Do you see that picture? Yeah, that’s right fool. That’s me. I know I look different now. It must be quite a shock to see me so happy and fulfilled. It must be aggravating to see me brimming with joy and abundant life. We both know that just a couple of years ago you had me on the ground with your knife to my throat. You almost won. Almost. I believed all of your lies. I believed that God didn’t love me. I believed that he had forsaken me. I believed that the abuse would never end and that dying a violent death was an inevitable reality for me. I believed that I wasn’t worth saving. I believed every single distorted thing you whispered into my ear, but guess what? The jig is up. I finally started listening to the Holy Spirit instead of you, I grabbed onto Jesus, and I got off the ground. So Satan, you can kiss my grits!
And you have got some nerve. You used deception and lies to lead me down dark paths that you knew would keep me from God. I followed you and your demonic underlings right into the traps of religious pride, judgment of others, legalism, and secrecy, which you knew would cause delusion and despair. And then you have the audacity to condemn me for the very sins that you lured me into! I have some news for you. I am forgiven. That’s right. There is no condemnation for me because I am in Jesus and Jesus is in me. I know you had me running around like a chicken with my head cut off, striving to be good enough for God and working myself to death to earn his love and favor, but those days are gone. Never again will I allow you to undermine the power of the cross with your pathetic lies. I am dancing in freedom because the blood of Jesus covers me, and nothing you say can stop me from dancing. And another thing. I am doing my best, navigating life on this dirty earth. I have been confronted with pain, rejection, betrayal, wounding, sickness, loss, and sin. And yet I am still praising God. You, on the other hand, had it made. You were in heaven, where everything is perfect, and you still blew it! So you know what Satan? You can kiss my grits!
I have more bad news for you. When you had me beaten down and I was living a lie, we both know that I wasn’t helping anyone. You had me convinced that I would never survive if I told the truth, when all the while the isolation and secrecy were killing me. Unfortunately for you, I listened to Jesus. He told me that it was time to tell the truth, and that we would face the consequences together. It was the scariest moment of my life, but following Jesus into the light was the best, most powerful decision I have ever made. I ran into his arms, and he loved me so completely that I can honestly say that I am healed. Every evil thing that you sent into my life to wound and destroy me has been covered by the blood of Jesus. Everything. And because I have been healed, I just can’t stop myself from telling others all about what Jesus did for me. When they hear my story, they give glory to God. I know you hate that, but I really don’t care. And it doesn’t stop there. My new life is a living testimony to the goodness and faithfulness of God. It is a testimony to the healing love of Jesus. So God keeps bringing people into my life that need his touch as badly as I did, and he is doing for them what he has done for me. The anointing of God just keeps flowing from life to life and there is nothing you can do to stop it. So I will say it again. Satan, you can kiss my grits!

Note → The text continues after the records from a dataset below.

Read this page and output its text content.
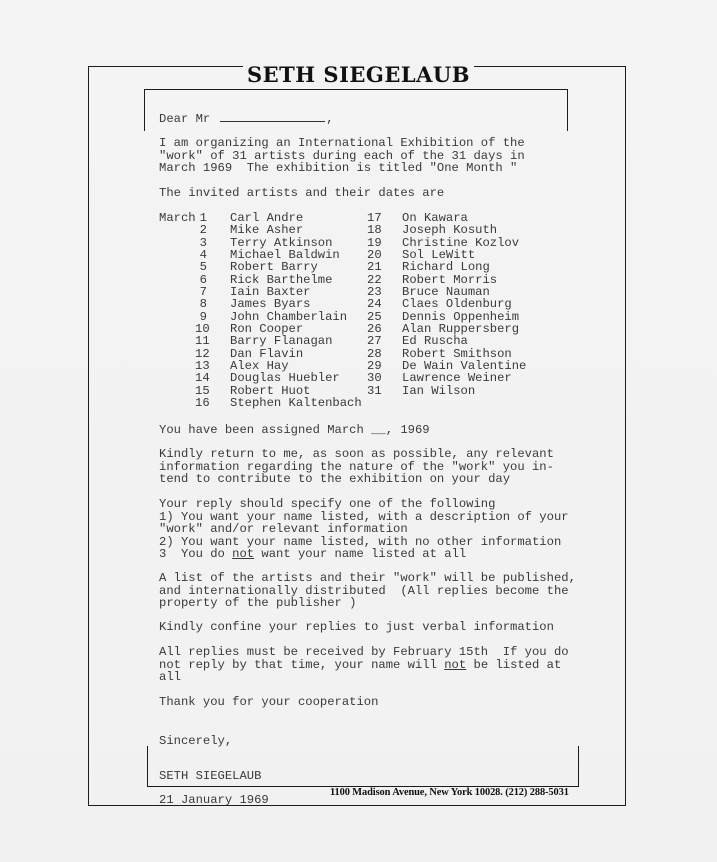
SETH SIEGELAUB
Dear Mr	,
I am organizing an International Exhibition of the
"work" of 31 artists during each of the 31 days in
March 1969  The exhibition is titled "One Month "
The invited artists and their dates are
March 1 Carl Andre	17 On Kawara
2 Mike Asher	18 Joseph Kosuth
3 Terry Atkinson	19 Christine Kozlov
4 Michael Baldwin 20 Sol LeWitt
5 Robert Barry	21 Richard Long
6 Rick Barthelme	22 Robert Morris
7 Iain Baxter	23 Bruce Nauman
8 James Byars	24 Claes Oldenburg
9 John Chamberlain 25 Dennis Oppenheim
10 Ron Cooper	26 Alan Ruppersberg
11 Barry Flanagan	27 Ed Ruscha
12 Dan Flavin	28 Robert Smithson
13 Alex Hay	29 De Wain Valentine
14 Douglas Huebler 30 Lawrence Weiner
15 Robert Huot	31 Ian Wilson
16 Stephen Kaltenbach
You have been assigned March __, 1969
Kindly return to me, as soon as possible, any relevant
information regarding the nature of the "work" you in-
tend to contribute to the exhibition on your day
Your reply should specify one of the following
1) You want your name listed, with a description of your
"work" and/or relevant information
2) You want your name listed, with no other information
3  You do not want your name listed at all
A list of the artists and their "work" will be published,
and internationally distributed  (All replies become the
property of the publisher )
Kindly confine your replies to just verbal information
All replies must be received by February 15th  If you do
not reply by that time, your name will not be listed at
all
Thank you for your cooperation
Sincerely,
SETH SIEGELAUB
21 January 1969
1100 Madison Avenue, New York 10028. (212) 288-5031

One last thing. I know how much you love to attack me by whispering all sorts of doubts. Doubts about whether or not God will come through for me. Doubts about my future. Doubts about my calling and anointing. Doubts about the prophetic words that have been spoken over my life. Doubts about the mysterious and unsearchable things that the Holy Spirit has whispered to me during our precious times together. Here’s the deal. I choose to believe God. I choose to trust him with my future. I choose to trust him with my calling. I choose to believe every single word that he has spoken over my life. I realize that my current circumstances aren’t consistent with what the Lord has promised, but I choose to trust God anyway. What’s the worst thing that can happen? When I die I will be known as the girl who was crazy in love with Jesus and believed in the promises of God. I am cool with that. I will not let you hinder what God wants to do for me and through me by giving into unbelief. You are a liar. You are defeated. Satan, you can kiss my grits!